Es erzählt die Geschichte von David und Goliath von der anderen Seite: Goliath ist ein einfaches Mitglied der Armee der Philister, ein stiller, nachdenklicher Mann, der, Selbstaussage, „fünfschlechteste Schwertkämpfer meiner Einheit. Ich mach den Schreibkram. In Verwaltung bin ich ziemlich gut.“ Erst sein Hauptmann sieht in ihm das Mittel, die Feinde zu demoralisieren und schickt den hilflosen Goliath an die vorderste Front, wo er viele der 96 Buchseiten wartet, gemeinsam mit seinem Schildträger.
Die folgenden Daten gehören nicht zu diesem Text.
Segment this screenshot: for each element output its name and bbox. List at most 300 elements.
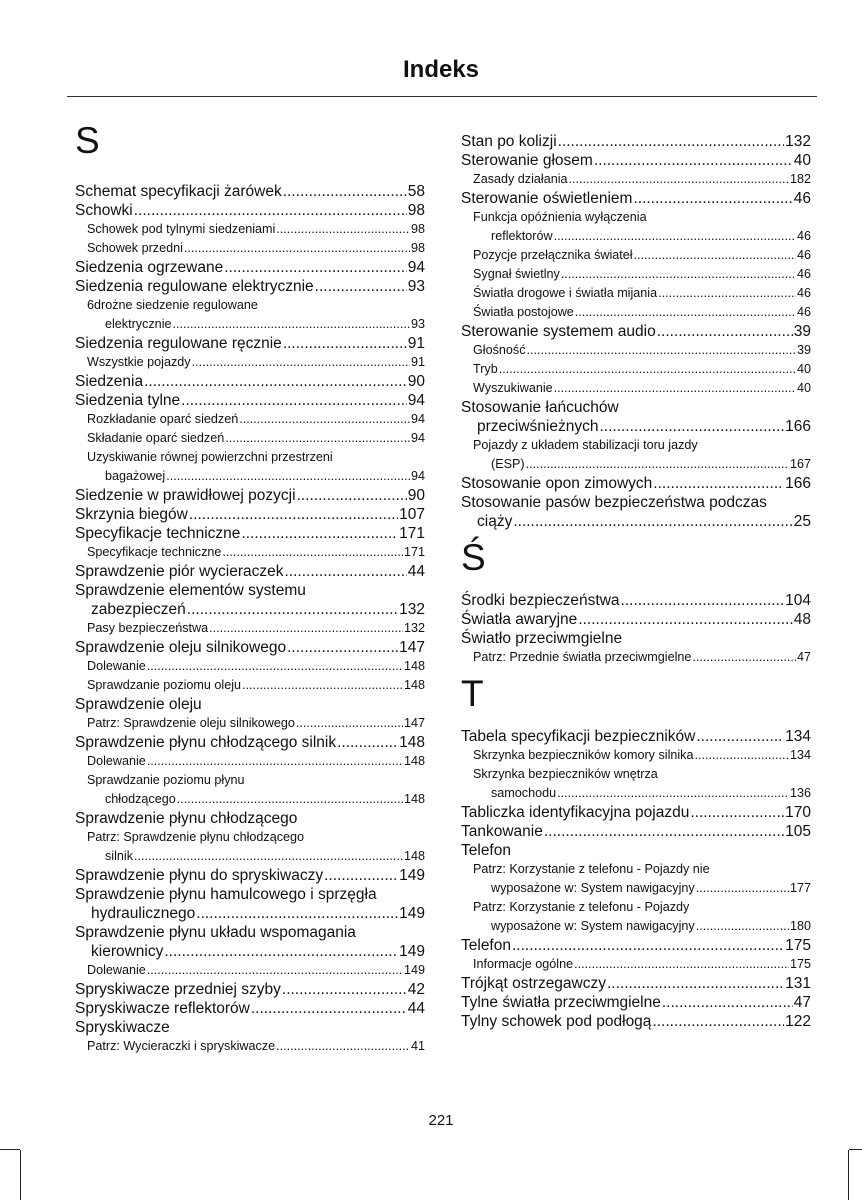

„Zunächst denkt bei der Geschichte von David gegen Goliath jeder an den Kampf eines kleinen Jungen gegen einen Riesen“, sagt Gauld. „Doch wenn man genauer hinschaut, ist es eigentlich der Kampf eines kleinen Jungen und des allmächtigen Schöpfer des Universums gegen einen Riesen. Und dann bemerkt man erst, wer hier der Underdog ist.“ Wobei es Gauld wichtig ist, dass er David nicht zum Bösewicht macht. „Es ist nicht so, dass Goliath nun der Gute ist und David der Böse. Sie beide sind auf ihre Art Opfer des Systems, und wenn es einen Antagonisten gibt, dann eher den Hauptmann.“

Goliath ist Gaulds erste lange Erzählung. Sonst zeichnet der 36-Jährige, der in London lebt, vor allem Cartoons und Kurzgeschichten, von denen er eine Auswahl bei seinem eigenen kleinen Verlag Cabanon Press veröffentlicht hat. Auch Buchcover und -illustrationen gehören zu Gaulds Arbeitsbereich. Seit sieben Jahren steuert er Woche für Woche einen Comicstrip zur Literaturbeilage des Guardian bei.

Hier tobt er sich auf der Meta-Ebene aus: Mal verarbeitet er die Brontë-Schwestern zu einem Mario-Brothers-artigen Videospiel, mal imaginiert er die Straße, in der Tom Waits aufgewachsen ist, mal zeigt er eine Serie von Cricketbuch-Covern. Für jede Zeichnung hat er exakt 24 Stunden und ein festgelegtes Thema. Das gefällt ihm. „Ich könnte über 900 Millionen verschiedene Dinge einen Comic machen, aber dann sagen sie mir: Es geht um Jane Austen.“

Deadlines helfen ihm, bestätigt Gauld, und die Ideenfindung sei das Schwerste an seiner Arbeit. „Eigentlich liebe ich alles am Comicmachen: Ich liebe es zu zeichnen, das Seitenlayout zu machen, sogar das Lettering und die Kreuzschraffuren. Das kann ich alles genießen, denn dann habe ich den Denkprozess bereits hinter mir – da verbringe ich viel Zeit mit meinem Skizzenbuch und versuche, Teile zusammenzufügen und Sachen geschehen zu lassen.“ Auch wenn man sich das schwer vorstellen kann, wirkt es doch so, als gäbe es die Welten und Wesen, die Gauld darstellt, wirklich irgendwo und er nähme nur die Rolle des dokumentierenden Betrachters ein.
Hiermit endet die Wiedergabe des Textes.